Re: BANANAFISH digest 109

K. L. Leunissen (Leunissen@wt.tno.nl)
Thu, 25 Sep 1997 15:15:02 +0200

>> We on the list have discussed Seymour's suicide many times, but perhaps we
>> could reinvigorate that discussion by looking at it in terms of this "dying
>> of the light" discussion.  Seymour was obviously not apathetic to life, but
>> was he perhaps troubled by his life of marriage, which he found "too happy",
>> that perhaps that life offered only a kind of stagnancy, a beatified
>>normalcy that drowned his spiritual vigour for life.

About Seymour's suicide, when I read the Bananafish story I had the strong
feeling that Seymour wasn't happy and certainly not too happy, as George
suggested in the previous digest as I believe does Paul later on (that he
would be at the height of his happiness). Even during the fragments in the
book that he was seemingly happy, at the beach, or playing the piano, I felt
there was an emotional detachment about him, where he doesn't want to get
too involved in other people. 

He wraps himself up in his bathrobe on the beach, only seems willing to talk
to the children in the story and even then does't seem to experience very
many emotions.
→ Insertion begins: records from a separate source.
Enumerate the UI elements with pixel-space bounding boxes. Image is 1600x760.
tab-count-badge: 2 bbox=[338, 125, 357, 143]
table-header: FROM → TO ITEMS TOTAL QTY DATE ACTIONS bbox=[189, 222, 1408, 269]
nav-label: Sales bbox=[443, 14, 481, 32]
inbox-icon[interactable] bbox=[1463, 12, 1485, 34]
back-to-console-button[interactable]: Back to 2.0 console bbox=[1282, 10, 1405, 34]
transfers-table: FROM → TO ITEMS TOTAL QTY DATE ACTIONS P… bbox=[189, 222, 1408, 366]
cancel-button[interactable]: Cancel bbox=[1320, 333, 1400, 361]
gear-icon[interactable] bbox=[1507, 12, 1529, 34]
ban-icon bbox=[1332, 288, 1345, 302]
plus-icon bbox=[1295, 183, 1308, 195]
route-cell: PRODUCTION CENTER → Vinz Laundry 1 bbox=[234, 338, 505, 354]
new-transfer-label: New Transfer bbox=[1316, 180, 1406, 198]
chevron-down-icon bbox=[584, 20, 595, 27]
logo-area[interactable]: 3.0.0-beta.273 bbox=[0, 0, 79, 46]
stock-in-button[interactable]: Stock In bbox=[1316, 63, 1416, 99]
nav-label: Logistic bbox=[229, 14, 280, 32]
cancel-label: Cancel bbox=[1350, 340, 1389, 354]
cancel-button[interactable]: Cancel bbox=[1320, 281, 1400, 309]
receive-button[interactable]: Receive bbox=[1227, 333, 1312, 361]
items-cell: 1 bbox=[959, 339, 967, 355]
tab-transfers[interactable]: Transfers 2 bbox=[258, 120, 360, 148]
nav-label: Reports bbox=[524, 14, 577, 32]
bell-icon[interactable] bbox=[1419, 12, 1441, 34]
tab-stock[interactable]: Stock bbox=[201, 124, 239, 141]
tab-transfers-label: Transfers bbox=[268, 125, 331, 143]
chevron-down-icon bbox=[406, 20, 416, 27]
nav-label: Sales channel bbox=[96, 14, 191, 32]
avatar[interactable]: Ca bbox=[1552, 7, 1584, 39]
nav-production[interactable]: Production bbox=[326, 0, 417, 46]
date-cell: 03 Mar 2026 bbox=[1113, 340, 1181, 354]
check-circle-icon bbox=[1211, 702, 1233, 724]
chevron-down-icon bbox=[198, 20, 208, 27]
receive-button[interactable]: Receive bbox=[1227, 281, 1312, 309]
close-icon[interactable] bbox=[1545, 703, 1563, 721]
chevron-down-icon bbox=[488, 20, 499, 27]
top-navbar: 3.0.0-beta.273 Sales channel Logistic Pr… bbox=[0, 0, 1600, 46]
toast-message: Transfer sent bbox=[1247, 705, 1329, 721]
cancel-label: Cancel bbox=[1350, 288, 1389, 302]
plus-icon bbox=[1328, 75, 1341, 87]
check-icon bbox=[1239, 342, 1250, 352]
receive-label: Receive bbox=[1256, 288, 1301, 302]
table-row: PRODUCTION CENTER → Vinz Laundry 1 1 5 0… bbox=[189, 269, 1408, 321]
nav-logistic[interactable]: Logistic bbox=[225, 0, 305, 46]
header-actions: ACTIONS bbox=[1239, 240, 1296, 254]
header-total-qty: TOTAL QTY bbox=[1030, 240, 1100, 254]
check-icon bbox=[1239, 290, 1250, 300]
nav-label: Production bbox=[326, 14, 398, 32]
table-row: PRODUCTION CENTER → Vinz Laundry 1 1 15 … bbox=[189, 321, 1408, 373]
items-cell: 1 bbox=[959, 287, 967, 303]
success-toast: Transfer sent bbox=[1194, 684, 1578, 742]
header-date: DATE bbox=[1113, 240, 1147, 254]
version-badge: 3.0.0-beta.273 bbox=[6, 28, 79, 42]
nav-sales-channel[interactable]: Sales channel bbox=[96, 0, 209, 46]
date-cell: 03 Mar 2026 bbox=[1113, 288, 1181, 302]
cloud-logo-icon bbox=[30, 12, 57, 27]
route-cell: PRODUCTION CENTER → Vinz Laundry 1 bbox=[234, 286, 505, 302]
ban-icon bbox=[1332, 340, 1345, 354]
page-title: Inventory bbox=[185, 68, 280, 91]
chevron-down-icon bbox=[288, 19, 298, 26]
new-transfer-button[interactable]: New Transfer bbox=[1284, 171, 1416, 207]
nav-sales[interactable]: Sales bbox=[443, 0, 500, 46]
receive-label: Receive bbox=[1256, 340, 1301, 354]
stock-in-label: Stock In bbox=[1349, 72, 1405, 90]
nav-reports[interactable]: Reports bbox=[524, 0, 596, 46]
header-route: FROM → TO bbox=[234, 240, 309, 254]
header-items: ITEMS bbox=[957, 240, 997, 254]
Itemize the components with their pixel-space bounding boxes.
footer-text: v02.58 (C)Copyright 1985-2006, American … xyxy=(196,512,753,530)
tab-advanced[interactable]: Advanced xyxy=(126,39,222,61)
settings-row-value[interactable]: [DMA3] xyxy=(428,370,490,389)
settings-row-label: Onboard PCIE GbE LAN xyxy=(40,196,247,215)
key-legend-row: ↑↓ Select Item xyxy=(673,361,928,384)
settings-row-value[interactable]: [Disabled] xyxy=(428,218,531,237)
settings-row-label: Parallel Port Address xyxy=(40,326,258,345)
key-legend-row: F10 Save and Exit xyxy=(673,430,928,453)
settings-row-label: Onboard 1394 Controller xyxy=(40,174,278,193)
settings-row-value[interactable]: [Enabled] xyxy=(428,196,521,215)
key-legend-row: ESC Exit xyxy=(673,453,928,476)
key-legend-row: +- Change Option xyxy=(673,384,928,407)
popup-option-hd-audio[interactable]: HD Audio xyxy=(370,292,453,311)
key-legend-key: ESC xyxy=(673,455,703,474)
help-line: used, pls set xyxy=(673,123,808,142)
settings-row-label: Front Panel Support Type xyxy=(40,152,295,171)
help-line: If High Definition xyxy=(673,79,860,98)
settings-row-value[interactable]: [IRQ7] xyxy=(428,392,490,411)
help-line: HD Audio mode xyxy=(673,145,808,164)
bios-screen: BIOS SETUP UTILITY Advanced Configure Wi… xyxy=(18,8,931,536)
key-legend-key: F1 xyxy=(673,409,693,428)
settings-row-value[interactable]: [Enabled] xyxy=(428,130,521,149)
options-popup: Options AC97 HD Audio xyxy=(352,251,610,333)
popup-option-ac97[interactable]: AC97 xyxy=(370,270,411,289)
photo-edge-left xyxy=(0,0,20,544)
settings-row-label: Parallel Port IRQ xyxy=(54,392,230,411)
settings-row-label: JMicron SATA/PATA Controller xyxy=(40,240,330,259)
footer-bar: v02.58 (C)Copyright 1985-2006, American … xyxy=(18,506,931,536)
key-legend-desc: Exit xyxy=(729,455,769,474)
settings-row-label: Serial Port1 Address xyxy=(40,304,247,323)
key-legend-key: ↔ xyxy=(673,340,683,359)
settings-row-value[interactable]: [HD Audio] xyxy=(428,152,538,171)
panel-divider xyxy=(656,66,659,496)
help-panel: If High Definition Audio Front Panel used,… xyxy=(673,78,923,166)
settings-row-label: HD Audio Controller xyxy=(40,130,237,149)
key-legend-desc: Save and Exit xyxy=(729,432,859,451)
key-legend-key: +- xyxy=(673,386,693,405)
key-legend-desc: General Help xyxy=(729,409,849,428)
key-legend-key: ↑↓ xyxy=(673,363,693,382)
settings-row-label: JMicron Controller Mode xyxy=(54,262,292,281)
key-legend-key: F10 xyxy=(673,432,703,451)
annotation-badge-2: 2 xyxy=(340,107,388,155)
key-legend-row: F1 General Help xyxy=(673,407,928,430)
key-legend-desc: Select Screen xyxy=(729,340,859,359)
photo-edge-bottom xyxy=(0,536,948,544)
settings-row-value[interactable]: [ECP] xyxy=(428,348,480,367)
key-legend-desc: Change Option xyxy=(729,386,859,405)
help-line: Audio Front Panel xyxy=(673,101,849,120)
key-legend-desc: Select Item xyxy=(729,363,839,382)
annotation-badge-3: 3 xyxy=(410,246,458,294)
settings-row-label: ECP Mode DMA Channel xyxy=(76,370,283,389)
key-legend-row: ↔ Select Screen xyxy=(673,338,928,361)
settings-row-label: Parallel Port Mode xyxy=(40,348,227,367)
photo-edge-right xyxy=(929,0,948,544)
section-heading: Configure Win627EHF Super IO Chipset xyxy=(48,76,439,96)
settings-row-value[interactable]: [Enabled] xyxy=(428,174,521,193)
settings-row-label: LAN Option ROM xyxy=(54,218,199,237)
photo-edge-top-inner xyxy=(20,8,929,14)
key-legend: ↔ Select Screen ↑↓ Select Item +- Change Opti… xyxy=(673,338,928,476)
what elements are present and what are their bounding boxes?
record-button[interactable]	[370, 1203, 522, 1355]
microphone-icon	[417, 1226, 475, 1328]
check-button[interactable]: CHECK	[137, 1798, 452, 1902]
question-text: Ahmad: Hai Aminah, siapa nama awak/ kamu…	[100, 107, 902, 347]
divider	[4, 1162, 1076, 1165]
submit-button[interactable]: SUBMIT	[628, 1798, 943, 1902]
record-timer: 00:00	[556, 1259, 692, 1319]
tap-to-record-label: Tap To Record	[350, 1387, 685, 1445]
The only (first hand) emotions that surface are when he gets
into the elevator, at which point he reminded me of Holden, telling the
woman in the lift that she should admit that she was looking at his feet.

As for his wife, I don't really feel so sorry for her. I know it's horrible,
waking up and seeing your husband's head blown away, but after the initial
shock at the horror of what happened, I think she could get her life back
together again pretty easily, go back to her parents, concentrate on what
kind of dress to wear to the funeral, what kind of food to serve, etc. She's
not intertwined with Seymour's soul, she wouldn't fall apart when she
realizes what's happened, she wouldn't want to die herself. 

Perhaps that's why he chose to do it there, he knew she could take it, and
that it would somehow be easier to wake up and find him gone and realize
that he was gone, as the sight of him would convince her quicker than any
narrated version of the suicide. It would also get her the attention that
she would need to get over it, people rushing to their bedroom, trying to
comfort her, somebody phoning her parents, her parents coming immediately.